CWs are well known to remove TSS (Manios et al. 2003; Bulc & Ojstršek 2008), also from difficult wastewater such as textile wastewater (Bulc & Ojstršek 2008). In this study, removal efficiencies of TSS were only 23%, and this was equivalent to 13.35 mg/l in the effluent. This is lower than previous results on TSS removal in CWs treating petrochemical and refinery wastewaters (42–44%) (Vymazal 2014). Kadlec & Wallace (2009) summarized a large number of studies on gravel wetlands treating domestic wastewater, and the results suggest that a concentration around 5 mg/l TSS is achievable. It is possible that the TSS removal in the FHS wetland system will improve as the plant root system develops and covers a larger part of the filter media. This could improve the filtration effect and support the development of a viable microbial community. Filtration, followed by aerobic microbial degradation on the surface or anaerobic degradation within the media, could affect the effectiveness of organic solids removal (Manios et al. 2003).

CONCLUSIONS

Experiments in pilot scale horizontal subsurface flow wetlands receiving treated wastewater from a steel industry showed that theoretically calculated values of head loss at different hydraulic loading rates can substantially underestimate the observed values. Hence, field testing is warranted when designing large scale wetlands for high hydraulic loads. The study showed that filter media of 50–100 mm diameter had an observed unit head loss of 22.8 cm/100m at a flow rate 122 m3/h, equal to a total head loss of 1.01m over the total length of the planned full scale wetland system, with a design flow rate of 36,000 m3/day. The discrepancy from the theoretical values was probably explained by the heterogeneity of the gravel, which was neither sieved nor washed. In case media with such non-uniform size ranges must be used, a safety factor for head loss increase should be included in the design.
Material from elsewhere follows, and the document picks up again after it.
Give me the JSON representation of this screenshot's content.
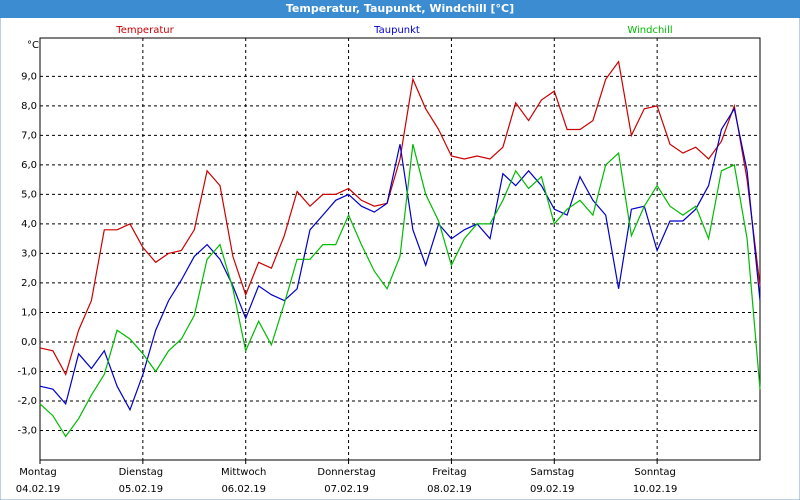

During the first operational year, the four full scale CW cells, with a mean retention time of 0.9 days, received a wastewater that met the discharge standards. The inflow concentrations were further reduced in the CW system, and in the second half of the observation period they were lower than predicted from the design model for BOD5 and TN, suggesting that the system improved as the plant and microbial communities developed. Highest removal efficiencies were observed for NH4+-N (>90%), Mn (>60%), and Fe (48%). The removal of TN was lower at 15%, for BOD5 31% and for COD 28%, corresponding to 8.9, 6,5 and 16.7 mg/l, respectively, in the effluent. Those relatively low removal rates are explained by the high hydraulic load and short retention time. Despite this, the removal of colour amounted to 40%, whereas TSS was removed by 23%. The results confirm that a hybrid pond and CW system can serve as a polishing step for wastewater from the steel industry, reducing the risk for discharge of potentially toxic substances to the environment. A further benefit is the ‘green element’ created in the industrial landscape (Figure 4).

Figure 4

Hybrid pond – wetland system for Formosa Steel plant wastewater polishing treatment, Vietnam (design flow 36,000 m3/day, total area 10 ha). (1) Waste stabilization pond cells; (2) subsurface flow constructed wetland cell CW1; (3) subsurface flow constructed wetland cell CW2; (4) subsurface flow constructed wetland cell CW3; (5) free water surface flow constructed wetland cell CW4.

Figure 4

Hybrid pond – wetland system for Formosa Steel plant wastewater polishing treatment, Vietnam (design flow 36,000 m3/day, total area 10 ha). (1) Waste stabilization pond cells; (2) subsurface flow constructed wetland cell CW1; (3) subsurface flow constructed wetland cell CW2; (4) subsurface flow constructed wetland cell CW3; (5) free water surface flow constructed wetland cell CW4.